Когда Коноплев вошел, она, видимо, дремала. Стараясь ступать потише, приблизился к кровати. Мария Ивановна открыла глаза. Они стали еще глубже, потемнели. Некоторое время она смотрела ему в лицо, потом оглядела фигуру, пакет в руке и… отвернулась к стене. У нее были очень длинные ресницы, тень от них падала почти до половины щеки. А может быть, это просто была синева под глазами?
Он постоял сколько-то, он не знал сколько, и вышел. Уже за дверью обнаружил в своих руках пакет, хотел вернуться и не посмел. Остановил проходившую мимо сестру.
— Передайте потом Платоновой. От товарищей, да. Она спит сейчас.
Заведующий терапевтическим корпусом Прозоров был у себя в кабинете. Поздоровался молча, кивком, и взял из коробки папиросу, давая понять, что готов к разговору.
— Что у Платоновой?
Прозоров стряхнул пепел с папиросы в цветок на окне, хотя у его локтя и стояла пепельница. Он был коренастый, плотный, с лицом деревенского дядьки и карими девичьими глазами, такими неожиданными на этом лице. И ресницы у него были девичьи-длинные, пушистые.

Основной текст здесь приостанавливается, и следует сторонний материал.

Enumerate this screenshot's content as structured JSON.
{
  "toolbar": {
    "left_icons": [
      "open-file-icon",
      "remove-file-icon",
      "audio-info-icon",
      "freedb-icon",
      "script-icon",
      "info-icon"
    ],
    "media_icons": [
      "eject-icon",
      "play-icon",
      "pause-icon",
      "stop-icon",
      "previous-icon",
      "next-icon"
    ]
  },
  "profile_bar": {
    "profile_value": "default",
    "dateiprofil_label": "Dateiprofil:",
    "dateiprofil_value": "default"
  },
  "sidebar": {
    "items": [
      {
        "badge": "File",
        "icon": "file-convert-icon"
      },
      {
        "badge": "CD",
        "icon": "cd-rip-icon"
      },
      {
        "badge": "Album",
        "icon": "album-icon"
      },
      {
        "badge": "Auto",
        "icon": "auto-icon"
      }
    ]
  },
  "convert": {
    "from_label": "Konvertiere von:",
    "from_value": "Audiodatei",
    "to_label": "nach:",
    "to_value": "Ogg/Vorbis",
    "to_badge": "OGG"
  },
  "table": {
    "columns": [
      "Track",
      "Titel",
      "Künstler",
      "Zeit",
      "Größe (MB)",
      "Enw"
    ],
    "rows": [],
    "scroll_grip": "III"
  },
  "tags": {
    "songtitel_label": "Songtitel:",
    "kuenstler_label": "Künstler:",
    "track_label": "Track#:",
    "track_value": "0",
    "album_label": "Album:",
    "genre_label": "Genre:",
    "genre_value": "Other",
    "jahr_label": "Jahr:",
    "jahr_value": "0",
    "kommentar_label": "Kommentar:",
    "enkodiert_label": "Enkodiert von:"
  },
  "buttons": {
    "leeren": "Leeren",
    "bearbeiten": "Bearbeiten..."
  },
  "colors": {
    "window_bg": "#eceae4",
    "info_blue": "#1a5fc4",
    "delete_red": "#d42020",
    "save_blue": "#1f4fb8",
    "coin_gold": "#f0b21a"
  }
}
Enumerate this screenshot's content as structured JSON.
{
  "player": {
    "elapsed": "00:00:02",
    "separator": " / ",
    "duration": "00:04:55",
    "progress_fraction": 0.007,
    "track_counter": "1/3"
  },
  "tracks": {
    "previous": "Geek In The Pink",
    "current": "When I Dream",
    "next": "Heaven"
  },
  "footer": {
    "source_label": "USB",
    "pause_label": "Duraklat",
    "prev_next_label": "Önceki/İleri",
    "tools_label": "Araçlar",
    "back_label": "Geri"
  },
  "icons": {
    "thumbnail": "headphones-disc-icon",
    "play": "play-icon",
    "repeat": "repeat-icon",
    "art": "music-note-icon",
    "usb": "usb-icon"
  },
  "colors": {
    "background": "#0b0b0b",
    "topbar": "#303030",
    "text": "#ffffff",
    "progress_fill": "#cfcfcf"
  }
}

— Что еще, говоришь? По-моему, так горе ее какое-то пришибло. Большое горе. От пустяков такие не сваливаются… С сыном у нее все благополучно, я узнавал. Может, личное что, не слыхал?
Не отрывая взгляда от пола, Коноплев покачал головой. Взглянув на него, Прозоров понимающе хмыкнул:
— Что, как без рук теперь? В вашем деле это действительно…
Коноплев навестил, не мог не навестить, ее еще. На этот раз Мария Ивановна не отвернулась, проговорила с видимым усилием, но твердо:
— Я знаю, вы не могли поступить иначе.
Она даже улыбнулась, как улыбалась ему в трудную минуту возле операционного стола, когда нижняя часть лица скрыта марлевой повязкой, одними глазами, и протянула руку, но легче от этого не стало.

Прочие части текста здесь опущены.